MORE WATER THAN IS HEALTHY

I feel I need to offer some explanation about this week's post.
James Kay-Shuttleworth founded Marjons in 1840. He was part of a political/religious movement that wanted to offer the working classes education. I am one of the many people who benefited from his vision.
Recently a friend sent me a BBC News page about Gawthorpe Hall. The following poem grew out of these events.

A Poem of Two Summers

i Then

At least, for now, the rain has stopped
the room remains cluttered with words
to describe this wet summer,
and prayers of thanks it is not as bad as 1816.
It is damp enough to keep them penned inside,
so he reads the letter once more.

Mr Kay-Shuttleworth realises he has had enough of the cage,
perceives the time has come, steps out into the garden.

The burdened leaves impart more water
than is healthy on his black broadcloth coat,
he does not care, for things come together,
such liberating circumstances as will free men
to build God’s Kingdom on this earth,
equality through education.

ii Now

Now the summer has wrung every
drop of moisture from the soil
I see the shadow of that Victorian garden.
Its ghost outline vividly demarcated
on the screen of my mobile phone,
over two hundred miles away
and nearly two hundred years later,
informed of its significance
for the hundreds of thousands, like me,
who have benefited from that vision,
I give thanks and praises that people
once cared enough to give others the opportunities
that these days we are more intent on removing.
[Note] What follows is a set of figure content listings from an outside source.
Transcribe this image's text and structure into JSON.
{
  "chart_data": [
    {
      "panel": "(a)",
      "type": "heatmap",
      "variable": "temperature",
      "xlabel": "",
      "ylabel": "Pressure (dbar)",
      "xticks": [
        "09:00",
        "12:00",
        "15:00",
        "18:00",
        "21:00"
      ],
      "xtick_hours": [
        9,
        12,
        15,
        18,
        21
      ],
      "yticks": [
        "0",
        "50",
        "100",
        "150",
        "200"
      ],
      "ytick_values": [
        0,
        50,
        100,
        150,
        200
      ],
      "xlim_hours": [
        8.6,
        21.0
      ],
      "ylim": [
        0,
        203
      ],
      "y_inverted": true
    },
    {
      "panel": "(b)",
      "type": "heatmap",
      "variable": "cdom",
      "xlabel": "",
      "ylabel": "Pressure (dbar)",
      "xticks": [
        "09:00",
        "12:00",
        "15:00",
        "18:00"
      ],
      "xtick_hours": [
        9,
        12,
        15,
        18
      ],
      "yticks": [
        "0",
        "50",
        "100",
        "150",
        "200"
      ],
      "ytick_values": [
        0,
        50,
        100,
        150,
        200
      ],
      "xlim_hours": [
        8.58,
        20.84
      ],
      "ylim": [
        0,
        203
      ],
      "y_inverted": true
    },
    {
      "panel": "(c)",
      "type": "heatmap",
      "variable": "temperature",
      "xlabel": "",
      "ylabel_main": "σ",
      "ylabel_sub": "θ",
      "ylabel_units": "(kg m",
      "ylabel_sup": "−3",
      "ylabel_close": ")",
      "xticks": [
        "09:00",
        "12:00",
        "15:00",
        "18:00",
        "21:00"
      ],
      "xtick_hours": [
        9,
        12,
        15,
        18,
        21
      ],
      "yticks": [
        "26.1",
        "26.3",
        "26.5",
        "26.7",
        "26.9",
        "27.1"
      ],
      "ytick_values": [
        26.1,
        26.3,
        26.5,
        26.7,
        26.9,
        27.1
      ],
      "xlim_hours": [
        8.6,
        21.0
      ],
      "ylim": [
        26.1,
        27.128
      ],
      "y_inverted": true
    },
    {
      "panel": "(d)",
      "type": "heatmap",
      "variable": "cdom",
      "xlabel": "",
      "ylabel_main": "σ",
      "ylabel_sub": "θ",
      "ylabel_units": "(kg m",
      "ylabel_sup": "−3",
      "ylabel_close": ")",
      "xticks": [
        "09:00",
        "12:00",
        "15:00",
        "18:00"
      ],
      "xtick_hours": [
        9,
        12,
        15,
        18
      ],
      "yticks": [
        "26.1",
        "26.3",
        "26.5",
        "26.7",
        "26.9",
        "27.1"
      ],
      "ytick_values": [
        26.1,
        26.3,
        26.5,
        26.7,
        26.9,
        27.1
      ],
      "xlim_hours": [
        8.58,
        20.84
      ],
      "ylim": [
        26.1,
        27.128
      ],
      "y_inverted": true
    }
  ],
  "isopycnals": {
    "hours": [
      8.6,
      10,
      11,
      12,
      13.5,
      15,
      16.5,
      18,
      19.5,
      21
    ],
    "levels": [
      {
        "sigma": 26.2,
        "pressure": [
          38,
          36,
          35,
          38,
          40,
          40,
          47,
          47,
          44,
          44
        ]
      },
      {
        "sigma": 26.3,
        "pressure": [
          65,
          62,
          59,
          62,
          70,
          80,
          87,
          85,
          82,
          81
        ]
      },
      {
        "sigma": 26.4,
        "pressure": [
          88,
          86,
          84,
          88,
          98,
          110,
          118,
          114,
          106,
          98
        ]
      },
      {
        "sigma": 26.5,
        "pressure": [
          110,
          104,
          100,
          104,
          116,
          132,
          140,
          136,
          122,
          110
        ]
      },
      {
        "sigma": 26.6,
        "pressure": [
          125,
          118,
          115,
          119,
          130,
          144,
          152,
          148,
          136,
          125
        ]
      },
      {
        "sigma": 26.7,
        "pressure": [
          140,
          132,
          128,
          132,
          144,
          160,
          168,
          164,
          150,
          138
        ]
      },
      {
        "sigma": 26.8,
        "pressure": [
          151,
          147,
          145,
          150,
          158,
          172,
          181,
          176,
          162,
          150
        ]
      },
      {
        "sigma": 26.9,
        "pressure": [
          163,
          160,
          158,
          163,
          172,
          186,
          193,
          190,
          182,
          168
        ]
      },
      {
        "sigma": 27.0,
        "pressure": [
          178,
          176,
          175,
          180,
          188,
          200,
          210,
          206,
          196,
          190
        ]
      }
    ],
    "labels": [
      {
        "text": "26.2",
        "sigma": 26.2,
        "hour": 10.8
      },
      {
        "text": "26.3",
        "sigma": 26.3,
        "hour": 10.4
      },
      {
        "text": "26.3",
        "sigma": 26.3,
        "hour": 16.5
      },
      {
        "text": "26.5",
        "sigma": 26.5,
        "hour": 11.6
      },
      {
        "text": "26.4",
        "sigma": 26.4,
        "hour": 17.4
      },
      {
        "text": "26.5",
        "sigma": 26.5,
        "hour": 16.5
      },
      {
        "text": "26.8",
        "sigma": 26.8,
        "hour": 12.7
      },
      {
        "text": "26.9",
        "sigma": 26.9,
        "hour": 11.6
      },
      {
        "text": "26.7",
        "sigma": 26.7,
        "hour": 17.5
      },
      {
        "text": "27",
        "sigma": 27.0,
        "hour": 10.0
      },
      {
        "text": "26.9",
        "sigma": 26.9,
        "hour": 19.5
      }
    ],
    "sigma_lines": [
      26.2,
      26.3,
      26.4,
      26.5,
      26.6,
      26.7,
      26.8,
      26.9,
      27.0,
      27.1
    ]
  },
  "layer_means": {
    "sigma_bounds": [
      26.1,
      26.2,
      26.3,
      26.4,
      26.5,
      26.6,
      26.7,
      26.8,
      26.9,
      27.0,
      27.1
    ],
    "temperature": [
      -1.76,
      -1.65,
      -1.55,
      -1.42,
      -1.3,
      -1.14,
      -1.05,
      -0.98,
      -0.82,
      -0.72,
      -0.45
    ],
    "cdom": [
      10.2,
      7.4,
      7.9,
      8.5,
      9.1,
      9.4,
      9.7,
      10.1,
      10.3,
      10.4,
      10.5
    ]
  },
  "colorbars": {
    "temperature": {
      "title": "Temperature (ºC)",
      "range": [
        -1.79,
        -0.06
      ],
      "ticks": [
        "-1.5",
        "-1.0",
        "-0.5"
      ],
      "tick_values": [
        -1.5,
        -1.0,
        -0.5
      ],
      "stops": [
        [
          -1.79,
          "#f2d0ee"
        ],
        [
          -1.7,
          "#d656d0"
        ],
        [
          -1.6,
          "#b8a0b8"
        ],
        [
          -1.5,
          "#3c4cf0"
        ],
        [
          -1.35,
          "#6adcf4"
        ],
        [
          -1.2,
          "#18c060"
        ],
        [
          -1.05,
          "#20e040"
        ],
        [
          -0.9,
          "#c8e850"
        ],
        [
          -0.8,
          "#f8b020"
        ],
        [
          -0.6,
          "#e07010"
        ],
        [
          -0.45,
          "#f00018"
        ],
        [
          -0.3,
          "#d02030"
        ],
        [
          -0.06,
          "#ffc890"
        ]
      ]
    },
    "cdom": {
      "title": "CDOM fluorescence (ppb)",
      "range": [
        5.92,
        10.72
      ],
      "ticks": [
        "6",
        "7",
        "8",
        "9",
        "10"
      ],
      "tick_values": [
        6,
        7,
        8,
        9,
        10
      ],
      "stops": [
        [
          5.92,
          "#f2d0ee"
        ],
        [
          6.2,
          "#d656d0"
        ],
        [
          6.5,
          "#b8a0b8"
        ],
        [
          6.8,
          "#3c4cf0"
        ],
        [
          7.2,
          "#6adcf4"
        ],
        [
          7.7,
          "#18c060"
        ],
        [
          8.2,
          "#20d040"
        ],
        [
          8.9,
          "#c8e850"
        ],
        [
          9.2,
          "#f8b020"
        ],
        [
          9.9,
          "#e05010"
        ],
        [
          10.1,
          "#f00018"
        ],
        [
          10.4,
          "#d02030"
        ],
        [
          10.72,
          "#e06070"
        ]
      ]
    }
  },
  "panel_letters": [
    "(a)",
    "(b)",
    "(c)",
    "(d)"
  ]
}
I should also explain that the summer of 1816 was the worst on record due to a volcanic explosion. 
I know this poem is not complete and I am wondering if the end is not too much tell and not enough show.
The difference between the Victorian sense of social duty and now is tremendous. In those days it was commonly agreed that it was everyone's duty to improve the lot of the less fortunate. How times have changed.